Une surtaxe de solidarité a été utilisée pour aider à financer le relèvement de l’Allemagne de l’Est après la réunification allemande. Une idée similaire au niveau européen, imposée sur les gains en capital et les revenus non gagnés pendant la pandémie de Covid-19 et la reprise économique, pourrait servir un objectif similaire et solitaire. Associée à une réduction des exonérations, de la fraude et de l’évasion fiscale, elle permettrait aux institutions européennes de disposer de fonds supplémentaires pour les investissements dans les États membres les plus touchés.

  1. Un système SCEQE élargi et une taxe carbone pour une reprise économique durable

Le système européen d’échanges de quotas d’émission (SCEQE), introduit en 2005, était le premier système de ce type au monde et présente encore de nombreuses lacunes. Compte tenu des circonstances actuelles, un système plus rigide avec une trajectoire de réduction plus ambitieuse, la suppression progressive des quotas gratuits et un corridor de prix basé sur la taxe française sur les émissions de CO2 pourraient également servir comme base de financement pour les institutions européennes. Pendant la mise en œuvre de cette mesure, une taxe carbone au niveau de l’UE peut contribuer à réunir les fonds nécessaires à une reprise économique durable après le Covid-19. Basée sur le modèle français (65,40 € en 2021, 205 € en 2030), elle respecterait l’autorité fiscale nationale (pas de double imposition) et utiliserait les ajustements carbone aux frontières et les déclarations d’empreinte carbone pour maintenir des conditions de concurrence entre les pays de l’UE et les pays tiers.
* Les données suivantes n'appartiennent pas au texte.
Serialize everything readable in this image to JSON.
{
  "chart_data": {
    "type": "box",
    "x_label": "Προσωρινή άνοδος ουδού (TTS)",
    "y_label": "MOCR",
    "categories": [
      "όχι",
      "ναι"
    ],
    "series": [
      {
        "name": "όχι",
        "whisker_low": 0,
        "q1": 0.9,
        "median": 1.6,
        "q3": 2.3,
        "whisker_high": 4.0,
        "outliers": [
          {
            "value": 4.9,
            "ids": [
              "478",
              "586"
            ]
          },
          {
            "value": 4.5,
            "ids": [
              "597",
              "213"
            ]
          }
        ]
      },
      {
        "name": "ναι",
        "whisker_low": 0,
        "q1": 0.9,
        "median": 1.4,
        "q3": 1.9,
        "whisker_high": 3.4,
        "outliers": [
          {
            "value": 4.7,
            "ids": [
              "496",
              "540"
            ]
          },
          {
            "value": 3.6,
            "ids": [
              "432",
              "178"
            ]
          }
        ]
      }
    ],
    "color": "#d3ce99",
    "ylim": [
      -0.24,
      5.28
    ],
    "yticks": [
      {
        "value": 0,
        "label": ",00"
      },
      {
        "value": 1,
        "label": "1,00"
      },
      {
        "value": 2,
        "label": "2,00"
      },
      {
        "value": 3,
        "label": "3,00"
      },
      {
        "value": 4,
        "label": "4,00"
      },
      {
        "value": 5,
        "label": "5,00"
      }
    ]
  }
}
Quel que soit le mode de financement choisi, il est primordial que les institutions de l’UE disposent d’un budget de fonctionnement si elles veulent être à la hauteur des attentes. Le Covid-19 met la lumière sur les gouvernements du monde. En ce qui concerne l’Europe, il montre clairement les lacunes des politiques nationales et leur réticence à respecter les principes de subsidiarité et à adhérer aux principes de fédéralisme, ce qui impliquerait de permettre aux institutions de l’UE de coordonner au niveau supranational, de faciliter et d’exiger la coopération entre les États membres. À ce titre, le Covid-19 est également un test préalable pour l’avenir. Nous aurons besoin d’une Union européenne beaucoup plus forte, car tout comme cette pandémie, le changement climatique ne se préoccupera pas des frontières nationales et, quelle que soit la quantité de papier toilette que nous gardons en stock, nous ne pourrons pas rester assis dans nos maisons en attendant que ça passe.